In my previous article, Finding Hidden Patterns In Gender Pay Gap Data, I demonstrated that if you go beyond reporting to exploring, a single additional variable you add to your analysis reveals new insight. In this article, I continue the exploration to find more hidden patterns. The following analysis is based on my workshop at the People Analytics World in April 2022. (Also, read my list of public speaking past engagements).
In the workshop, I simulated working with a data scientist. Before diving deeper into the data, here’s a quick review of the previously shared analysis (find the code on my GitHub profile). The simulation was based on open data that I anonymized and randomized. It included details about occupation, seniority, gender, mode of employment, and salary. The output presented women’s and men’s annual wages, and we noticed a slight difference between men and women, in general, and in a subset of gender-diverse roles. Then, we explored the interactions of variables by adding only one additional variable, tenure, and found that while both genders start at a similar earning level and are promoted while gaining tenure, men are promoted at higher rates.
Tenure as a continuous variable instead of categorical
Let’s take a more advanced point of view. When adding a single variable to the gender pay gap analysis, an alternative is using tenure as a continuous variable instead of creating tenure groups. When I previously added tenure to the gender pay gap analysis, I created tenure categories and ran ANOVA. But sometimes, continuous variables work better than categorical variables. How different are the results in this case? Will I get different results if I run linear regression instead of ANOVA?
As you recall from learning statistics fundamentals, Linear Regression is an algorithm or statistical procedure to draw an optimized straight line between two or more variables. It helps us better understand the relationship between the variables and make predictions. When visualizing the continuous option, the insight is pretty the same. As years of tenure go by, the gap between genders gets larger.
Swapping between ANOVA and linear regression
What’s beyond visualization? Can we swap between ANOVA and Linear regression? Actually, yes! Let me explain why. In both options, we have a dependent variable, the annual salary, and data reveals that it is affected by tenure and gender together. To be more formal, we can say that the effect of one explanatory variable (the tenure) on the expected response (the annual salary) changes depending on the value of another explanatory variable (the gender). Therefore, these variables interact. If you run Regression or ANOVA, you’ll get the same results about interaction, but it will be different in the language of statistics.
Statistical analysis software, or open-source code, allows you to run ANOVAs and linear regressions in different procedures. In the ANOVA model, the predictors are often called factors, but we can call them predictors like the regression case. ANOVA assumes that all the predictors are categorical, therefore, have a limited number of values, which the software creates. Then, their effect is added to the outcome’s general or grand mean. This grand mean is essentially the same as the intercept in the regression model, to which all predictors are added.

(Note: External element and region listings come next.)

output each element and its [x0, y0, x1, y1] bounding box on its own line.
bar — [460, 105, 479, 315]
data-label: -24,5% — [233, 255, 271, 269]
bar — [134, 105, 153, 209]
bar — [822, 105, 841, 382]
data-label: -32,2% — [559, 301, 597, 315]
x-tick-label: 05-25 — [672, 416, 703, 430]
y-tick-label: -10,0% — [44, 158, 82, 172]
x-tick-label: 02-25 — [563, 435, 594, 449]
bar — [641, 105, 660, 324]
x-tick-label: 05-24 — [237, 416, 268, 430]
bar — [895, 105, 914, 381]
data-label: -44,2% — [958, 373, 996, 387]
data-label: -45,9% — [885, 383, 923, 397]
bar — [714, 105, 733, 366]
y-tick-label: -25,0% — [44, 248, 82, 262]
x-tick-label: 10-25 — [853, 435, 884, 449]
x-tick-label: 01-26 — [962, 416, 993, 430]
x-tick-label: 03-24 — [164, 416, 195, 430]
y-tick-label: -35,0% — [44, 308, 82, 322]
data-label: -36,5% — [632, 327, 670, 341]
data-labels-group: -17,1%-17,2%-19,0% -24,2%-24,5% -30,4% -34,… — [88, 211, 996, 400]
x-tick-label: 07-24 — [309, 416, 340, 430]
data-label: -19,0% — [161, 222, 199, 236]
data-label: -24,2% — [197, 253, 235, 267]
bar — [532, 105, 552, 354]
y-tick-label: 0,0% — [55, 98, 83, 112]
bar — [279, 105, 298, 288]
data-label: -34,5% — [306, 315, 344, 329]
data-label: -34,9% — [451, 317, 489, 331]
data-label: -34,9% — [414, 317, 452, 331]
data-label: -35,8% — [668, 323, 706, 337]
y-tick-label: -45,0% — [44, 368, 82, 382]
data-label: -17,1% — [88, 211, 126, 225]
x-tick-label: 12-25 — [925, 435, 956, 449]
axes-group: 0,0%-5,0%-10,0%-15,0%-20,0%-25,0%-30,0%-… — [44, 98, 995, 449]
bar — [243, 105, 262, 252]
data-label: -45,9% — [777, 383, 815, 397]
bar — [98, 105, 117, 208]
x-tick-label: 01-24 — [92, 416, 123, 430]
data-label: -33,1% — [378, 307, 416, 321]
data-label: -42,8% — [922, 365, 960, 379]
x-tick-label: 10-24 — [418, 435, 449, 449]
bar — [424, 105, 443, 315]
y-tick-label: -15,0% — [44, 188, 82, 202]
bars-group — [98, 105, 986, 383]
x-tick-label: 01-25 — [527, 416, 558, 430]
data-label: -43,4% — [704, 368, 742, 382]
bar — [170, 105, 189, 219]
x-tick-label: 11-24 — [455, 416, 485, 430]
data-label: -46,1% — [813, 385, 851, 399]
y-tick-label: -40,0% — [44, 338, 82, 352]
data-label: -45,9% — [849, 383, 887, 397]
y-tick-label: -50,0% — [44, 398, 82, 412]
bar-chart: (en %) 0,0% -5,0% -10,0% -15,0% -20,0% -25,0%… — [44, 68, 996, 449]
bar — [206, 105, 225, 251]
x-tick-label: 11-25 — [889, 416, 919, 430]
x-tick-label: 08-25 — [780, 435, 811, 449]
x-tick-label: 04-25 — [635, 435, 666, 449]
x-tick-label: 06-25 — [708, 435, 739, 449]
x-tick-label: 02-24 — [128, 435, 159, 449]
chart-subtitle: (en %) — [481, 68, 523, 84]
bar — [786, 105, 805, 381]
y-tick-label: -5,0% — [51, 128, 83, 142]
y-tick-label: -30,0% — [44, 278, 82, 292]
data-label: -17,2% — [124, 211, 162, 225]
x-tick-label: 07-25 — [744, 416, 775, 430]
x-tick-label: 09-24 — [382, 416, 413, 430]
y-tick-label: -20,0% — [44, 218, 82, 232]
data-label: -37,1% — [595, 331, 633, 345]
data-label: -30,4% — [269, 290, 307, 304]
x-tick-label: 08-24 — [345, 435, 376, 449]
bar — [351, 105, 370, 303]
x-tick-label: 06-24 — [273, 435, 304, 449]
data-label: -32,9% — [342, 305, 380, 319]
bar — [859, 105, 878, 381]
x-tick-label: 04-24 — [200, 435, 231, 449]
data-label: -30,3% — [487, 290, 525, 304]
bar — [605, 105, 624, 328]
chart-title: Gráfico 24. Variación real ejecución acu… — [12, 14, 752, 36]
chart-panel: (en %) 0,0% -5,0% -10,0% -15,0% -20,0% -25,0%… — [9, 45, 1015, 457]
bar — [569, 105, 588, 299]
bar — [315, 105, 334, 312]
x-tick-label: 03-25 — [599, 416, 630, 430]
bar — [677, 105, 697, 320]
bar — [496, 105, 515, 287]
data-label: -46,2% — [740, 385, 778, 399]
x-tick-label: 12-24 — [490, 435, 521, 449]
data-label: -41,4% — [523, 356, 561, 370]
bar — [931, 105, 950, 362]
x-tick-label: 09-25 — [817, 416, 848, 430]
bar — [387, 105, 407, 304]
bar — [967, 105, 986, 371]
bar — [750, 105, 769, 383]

You don’t have to dig deeper into the statistics formalities. All you need to know is there are differences in the workflow of conducting regressions and ANOVAs, including how we code the predictors into our data. This continuous or categorical coding changes the output we present but not the basic phenomenon we explore. So feel free to use whatever approach you prefer.
Mode of employment as an additional categorical variable
I want to proceed with tenure as a continuous variable and add another categorical variable: full-time versus part-time jobs. I visualized it by transforming data points related to part-time jobs into more prominent dots. The chart reveals that the compensation growth rate with tenure is lower for part-time employees. Moreover, it is clear from the chart that most of those part-time dots belong to women. And indeed, analyzing part-time jobs by gender reveals that 18% of women vs. 3% of men work part-time.
What would happen to the linear relationship between compensation and tenure among genders if we split it based on the type of assignment – full-time vs. part-time? The lines of genders who work full-time got somehow closer. So, the hidden pattern we thought we discovered looks now somewhat different.
We can support these findings with multiple regression, a statistical technique that enables us to analyze the relationship between a single dependent variable and several independent variables. Alternatively, we can use three-way ANOVA, in which three separate variables (gender, tenure, and assignment) affect the outcome (salary). You can follow the code if you’d like to receive both types of analysis outputs. The bottom line is that gender is not the only predictor interacting with tenure. It is also interacting with assignments, full-time and part-time. As they gain tenure, the accumulative gap between men and women throughout their careers may stem from their full- and part-time positions. An intervention to close the pay gap should take into account these insights.